A team of doctors curated the Sutter chatbot’s medical data using a probabilistic reasoning engine and a deep knowledge base that evaluates a user’s risk factors, medical history and current symptoms, says Jeff Cutler, chief commercial officer at Ada Health, a Berlin-based company that developed the platform, which is available on the Sutter website and its patient portal.
Dr. Albert Chan, Sutter’s vice president and chief of digital patient experience, describes the AI assistant as “the equivalent of having 60 doctors in your pocket to provide answers — 24 hours a day, seven days a week.”
Roughly half of the asynchronous queries occur outside of office hours, and patients’ chatbot use nearly tripled after COVID-19 hit.

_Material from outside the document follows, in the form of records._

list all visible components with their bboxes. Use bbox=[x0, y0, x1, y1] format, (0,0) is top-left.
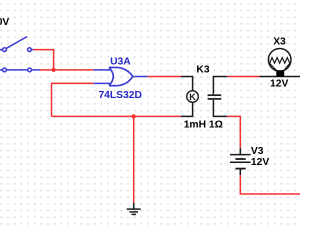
wire lamp base line to right edge bbox=[260, 76, 301, 78]
wire junction to gate input 1 bbox=[54, 69, 94, 71]
lamp X3 bbox=[268, 49, 291, 72]
lamp filament bbox=[270, 58, 290, 64]
switch J2 (bottom, closed) bbox=[0, 68, 40, 72]
OR gate U3A body bbox=[109, 67, 133, 85]
wire gate output to relay bbox=[148, 76, 182, 78]
svg-text:V3: V3 bbox=[251, 146, 264, 157]
svg-text:K3: K3 bbox=[196, 65, 209, 76]
lamp filament legs bbox=[270, 63, 277, 70]
svg-text:1mH 1Ω: 1mH 1Ω bbox=[184, 119, 223, 130]
lamp base bbox=[276, 70, 284, 76]
battery V3 bbox=[230, 148, 251, 175]
wire contact top to lamp bbox=[227, 76, 259, 78]
svg-text:K: K bbox=[189, 92, 196, 102]
switch J1 (top, open) bbox=[0, 37, 34, 52]
svg-text:X3: X3 bbox=[273, 37, 286, 48]
junction A bbox=[52, 68, 56, 72]
relay K3 contact bbox=[208, 77, 228, 117]
svg-text:74LS32D: 74LS32D bbox=[98, 90, 142, 101]
svg-text:U3A: U3A bbox=[110, 57, 131, 68]
op-amp U3A pins bbox=[94, 70, 148, 84]
wire junction B to ground bbox=[133, 116, 135, 203]
wire switch1 to junction bbox=[34, 50, 54, 70]
relay K3 coil lead bottom bbox=[181, 102, 193, 116]
junction B bbox=[132, 114, 136, 118]
wire switch2 to junction bbox=[40, 69, 54, 71]
svg-text:12V: 12V bbox=[270, 79, 288, 90]
ground bbox=[127, 203, 141, 214]
wire contact bottom to battery bbox=[227, 116, 240, 148]
wire feedback loop to gate input 2 bbox=[52, 83, 94, 116]
relay K3 coil lead top bbox=[181, 77, 193, 91]
wire bottom rail bbox=[52, 115, 181, 117]
svg-text:0V: 0V bbox=[0, 17, 9, 28]
wire battery minus to right edge bbox=[240, 175, 300, 194]
svg-text:12V: 12V bbox=[251, 157, 269, 168]
relay K3 coil circle bbox=[187, 91, 199, 103]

READ MORE: AI-enabled solutions in healthcare are moving beyond a simple one-way transfer of information.
A Look at AI Beyond the Pandemic
Although AI assistants don’t technically diagnose patient conditions, they have tremendous potential, says Molten, of Buoy Health.
Developers, she adds, must address issues of data quality as well as any implicit racial and gender bias: Heart attack symptoms, for example, often present differently in women.
AI assistants shouldn’t be expected to replace a doctor’s personal touch, however.
“It’s not our goal, but rather to be an additive method for helping to improve care and to drive down costs across the industry,” Molten says. “As the field matures, they will have the ability to provide a very important bird’s-eye view of illness.”